Monday, November 30, 2009

What Kind of Leader Tells His Country's Troops That the Majority of Parliamentarians Are Out to Get Them?

What a horrible display Stephen Harper has been putting on, suggesting that the Opposition do not support our troops, simply because they want to try to avoid our own soldiers facing war crimes at the Hague.

Under international law we must have a full public inquiry on this, or that is exactly what is going to happen. Clearly the Harper government is more concerned with saving their own butts than the reputation or indeed lives, of our men and women in uniform.

Since they have now been abandoned, it is time to bring our troops home.

Red tape and blank sheets
What are the feds trying to hide in Afghan abuse probe?
November 29, 2009

For more than two years, Stephen Harper's government has been sitting on more than 1,000 pages of potentially key evidence in the widening fiasco over the alleged torture of Afghan prisoners.

The documents are the official results of Canadian military police investigations in Afghanistan, dating back to 2006, and go straight to the heart of the controversy gripping Parliament.

But like other documentary evidence surrounding this murky chapter in Canada's war effort, the military police reports remain under government lock and key.

All of which raises the obvious question: What is the government trying to hide?

The military police apparently probed allegations that Canadian Forces turned over Afghan prisoners to local security authorities, knowing the detainees faced a high risk of torture.

If true, Canada may have violated international convention, or worse, abetted war crimes.

On the other hand, if the military police found no such evidence, one would think the Harper government would have plastered those reports on every street corner.

It's not just the Canadian public being kept in the dark.

For almost two years, the quasi-judicial Canadian Military Police Complaints Commission has been trying to investigate the Afghan detainee issue.

Yet, it wasn't until May this year that the government even mentioned the existence of the military police probes.

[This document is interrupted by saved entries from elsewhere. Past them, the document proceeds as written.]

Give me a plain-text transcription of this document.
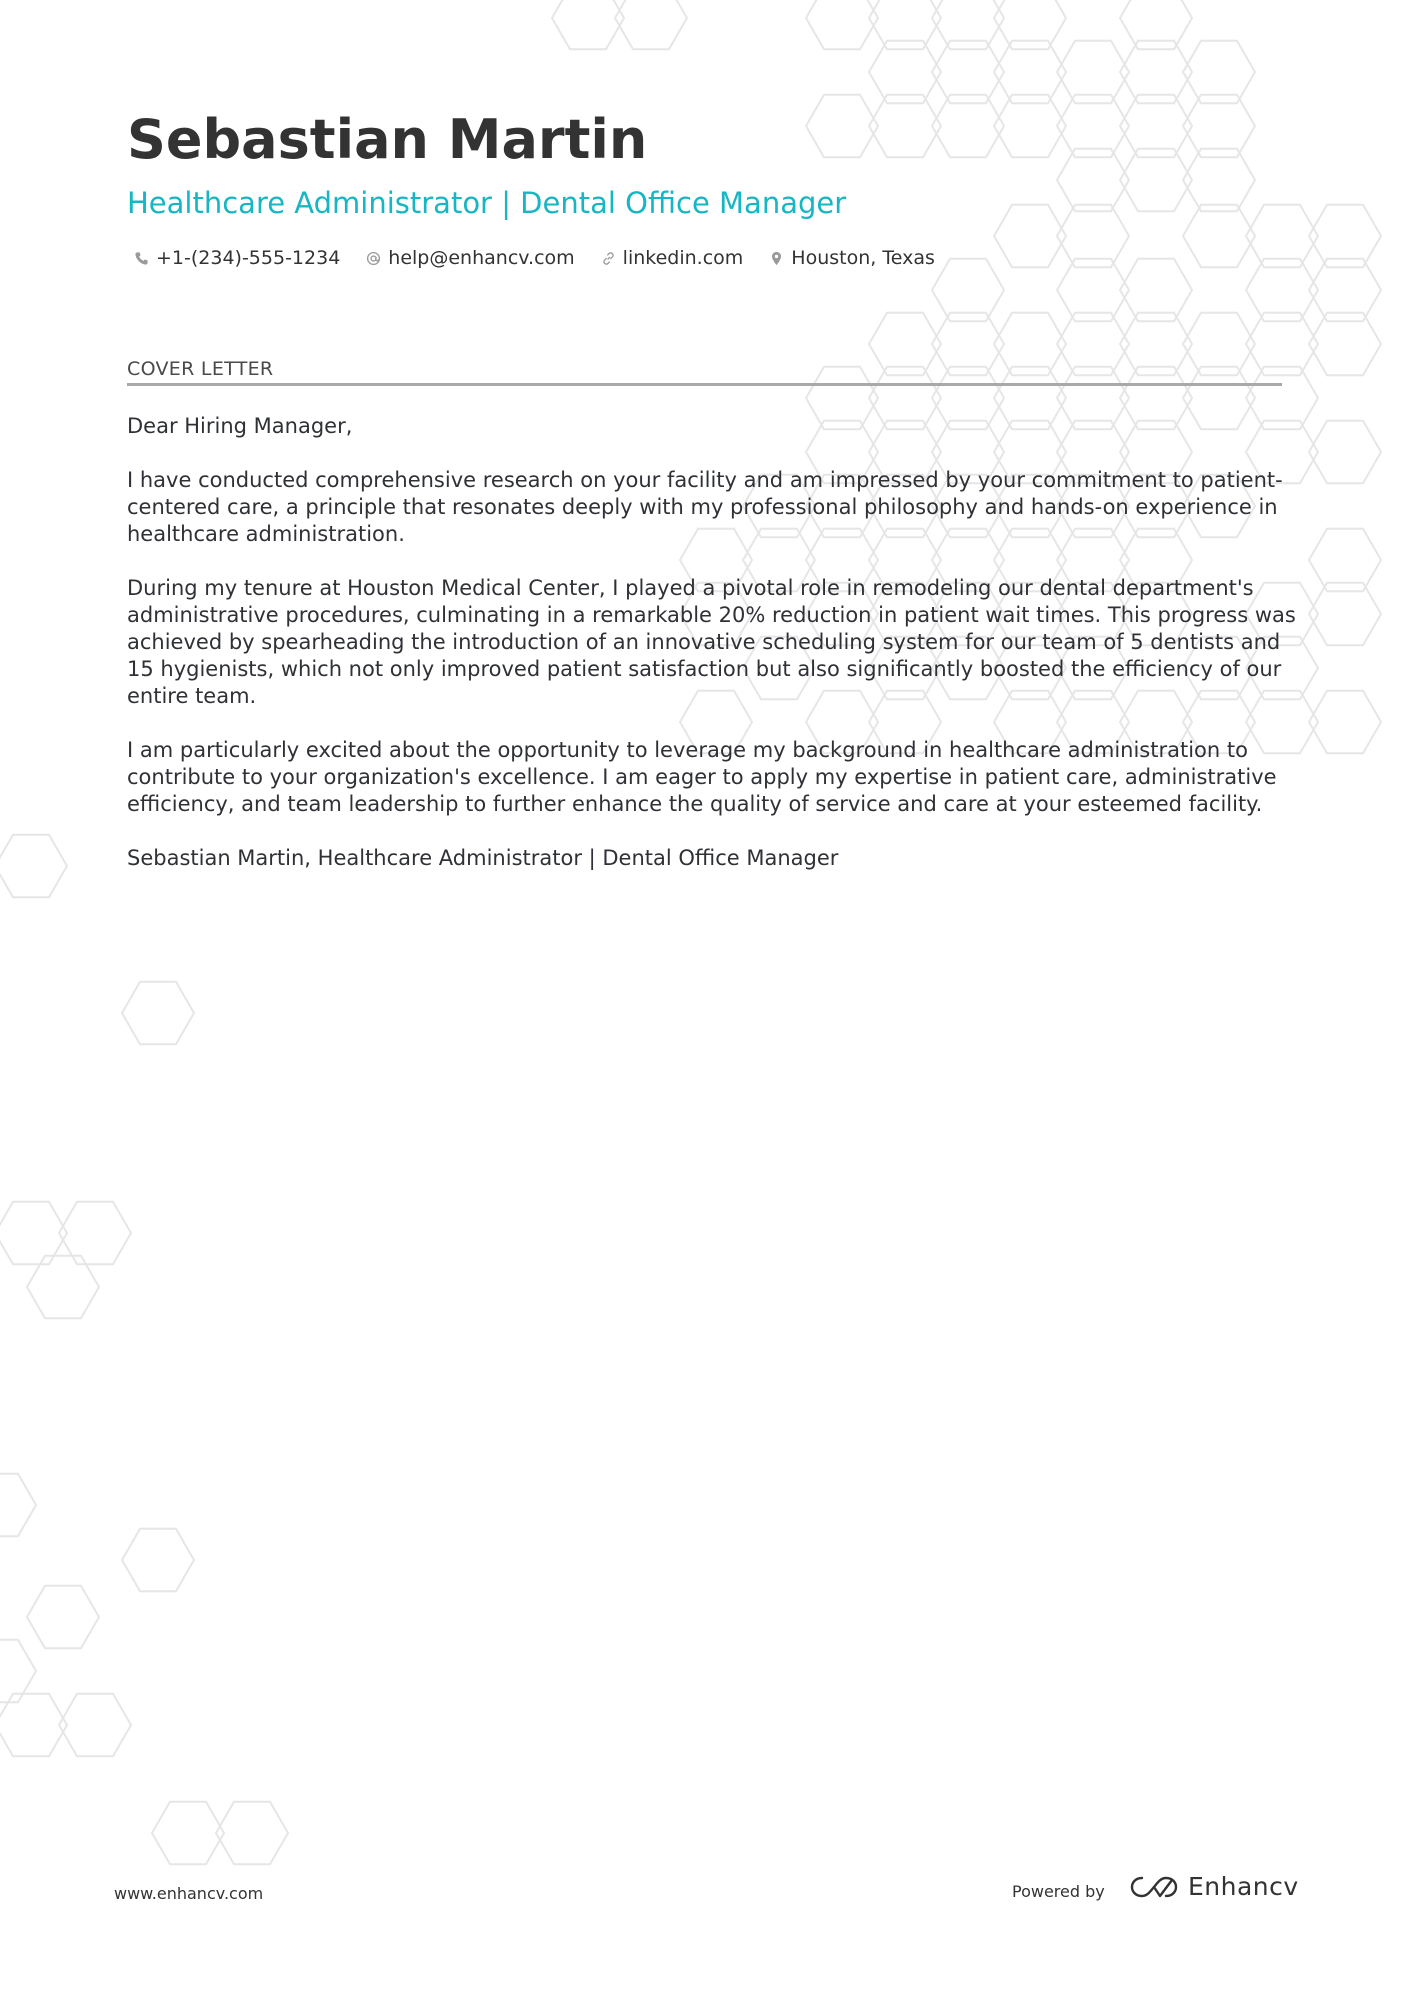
Sebastian Martin
Healthcare Administrator | Dental Office Manager
+1-(234)-555-1234	help@enhancv.com	linkedin.com	Houston, Texas
COVER LETTER

Dear Hiring Manager,

I have conducted comprehensive research on your facility and am impressed by your commitment to patient-centered care, a principle that resonates deeply with my professional philosophy and hands-on experience in healthcare administration.

During my tenure at Houston Medical Center, I played a pivotal role in remodeling our dental department's administrative procedures, culminating in a remarkable 20% reduction in patient wait times. This progress was achieved by spearheading the introduction of an innovative scheduling system for our team of 5 dentists and 15 hygienists, which not only improved patient satisfaction but also significantly boosted the efficiency of our entire team.

I am particularly excited about the opportunity to leverage my background in healthcare administration to contribute to your organization's excellence. I am eager to apply my expertise in patient care, administrative efficiency, and team leadership to further enhance the quality of service and care at your esteemed facility.

Sebastian Martin, Healthcare Administrator | Dental Office Manager

www.enhancv.com	Powered by	Enhancv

Six months later, the Harper government still has not turned over any of the resulting police reports to the commission.

In fact, in the 18 months since the commission launched a public inquiry into the Afghan detainee issue, the government has yet to provide a single page of evidence of any kind. It hasn't been for a lack of trying on the part of the commission.

As the commission's chief lawyer recently said: "Despite numerous document requests and despite continuous assurances the documents would be produced ... the commission has not been provided with a single new document."

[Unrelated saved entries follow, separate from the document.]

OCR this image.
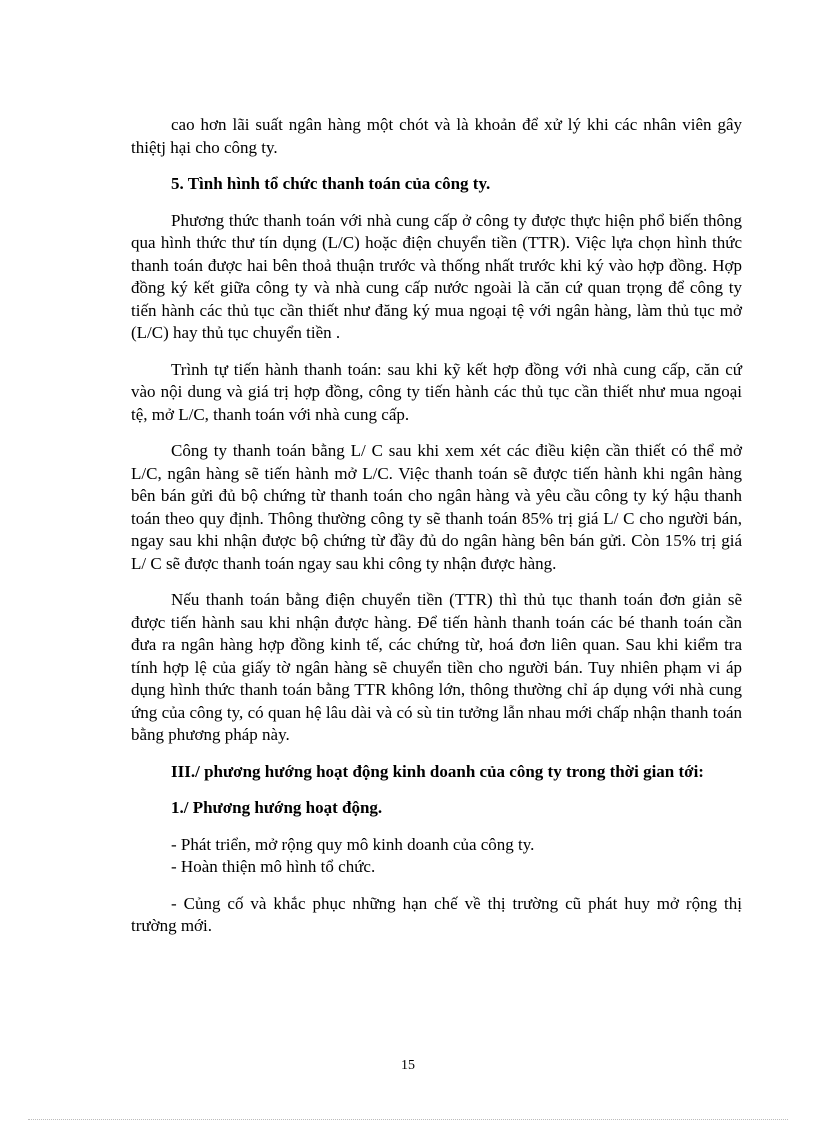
cao hơn lãi suất ngân hàng một chót và là khoản để xử lý khi các nhân viên gây thiệtj hại cho công ty.

5. Tình hình tổ chức thanh toán của công ty.

Phương thức thanh toán với nhà cung cấp ở công ty được thực hiện phổ biến thông qua hình thức thư tín dụng (L/C) hoặc điện chuyển tiền (TTR). Việc lựa chọn hình thức thanh toán được hai bên thoả thuận trước và thống nhất trước khi ký vào hợp đồng. Hợp đồng ký kết giữa công ty và nhà cung cấp nước ngoài là căn cứ quan trọng để công ty tiến hành các thủ tục cần thiết như đăng ký mua ngoại tệ với ngân hàng, làm thủ tục mở (L/C) hay thủ tục chuyển tiền .

Trình tự tiến hành thanh toán: sau khi kỹ kết hợp đồng với nhà cung cấp, căn cứ vào nội dung và giá trị hợp đồng, công ty tiến hành các thủ tục cần thiết như mua ngoại tệ, mở L/C, thanh toán với nhà cung cấp.

Công ty thanh toán bằng L/ C sau khi xem xét các điều kiện cần thiết có thể mở L/C, ngân hàng sẽ tiến hành mở L/C. Việc thanh toán sẽ được tiến hành khi ngân hàng bên bán gửi đủ bộ chứng từ thanh toán cho ngân hàng và yêu cầu công ty ký hậu thanh toán theo quy định. Thông thường công ty sẽ thanh toán 85% trị giá L/ C cho người bán, ngay sau khi nhận được bộ chứng từ đầy đủ do ngân hàng bên bán gửi. Còn 15% trị giá L/ C sẽ được thanh toán ngay sau khi công ty nhận được hàng.

Nếu thanh toán bằng điện chuyển tiền (TTR) thì thủ tục thanh toán đơn giản sẽ được tiến hành sau khi nhận được hàng. Để tiến hành thanh toán các bé thanh toán cần đưa ra ngân hàng hợp đồng kinh tế, các chứng từ, hoá đơn liên quan. Sau khi kiểm tra tính hợp lệ của giấy tờ ngân hàng sẽ chuyển tiền cho người bán. Tuy nhiên phạm vi áp dụng hình thức thanh toán bằng TTR không lớn, thông thường chỉ áp dụng với nhà cung ứng của công ty, có quan hệ lâu dài và có sù tin tưởng lẫn nhau mới chấp nhận thanh toán bằng phương pháp này.

III./ phương hướng hoạt động kinh doanh của công ty trong thời gian tới:

1./ Phương hướng hoạt động.

- Phát triển, mở rộng quy mô kinh doanh của công ty.

- Hoàn thiện mô hình tổ chức.

- Củng cố và khắc phục những hạn chế về thị trường cũ phát huy mở rộng thị trường mới.

15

Instead, federal lawyers have devoted their efforts -- and no doubt staggering amounts of taxpayers' money -- to binding the commission in legal knots, intimidating witnesses, denying requests for documents and generally ensuring the inquiry goes nowhere.

So far, a parliamentary committee has been treated to the same stonewalling.

In recent weeks, MPs have been trying to pursue allegations by senior diplomat Richard Colvin that Canadian officials turned a blind eye to probable torture of Afghan detainees and then tried to cover up their inaction by claiming ignorance of the problem.

Colvin claims he repeatedly raised the torture issue in dispatches as Canada's deputy ambassador in Afghanistan in 2006. This week, the government trotted out a parade of generals and Colvin's former bureaucratic boss to forcefully refute the allegations.

Popular retired general Rick Hillier said he had recently reviewed Colvin's missives and there was no mention of torture. So why doesn't the government settle the issue and simply release all of Colvin's memos?

Last week in the Commons, the prime minister seemed to promise just that. Alas, if it seemed to be too good to be true, it was.

What Harper actually said was the government would release "all legally available documents" related to the Afghan detainee controversy.

He failed to mention the government has already made sure there is almost nothing on paper that is "legally available."

Instead, the justice department declared all of Colvin's memos to be matters of "national security" protected by secrecy laws and threatened to have him arrested if any leaked out.

The same "secret" stamp has also been slapped on the 2006 military police reports and on virtually every other shred of paper related to the Afghan detainee issue.

The feds are even trying to put a "national security" designation on a letter from Colvin's lawyer complaining about government secrecy and intimidation. Go figure.

Two years ago, the Harper government gave the complaints commission $5 million in special funding for the Afghan detainee probe.

Instead, most of the money so far has been spent by the federal commission fighting off federal government lawyers trying to shut down the proceedings.

One thing is already clear.

The Afghan prisoner fiasco is either an insidious government cover-up of official lies and misdeeds or the Harper administration is going to extraordinary lengths to hide the truth about nothing.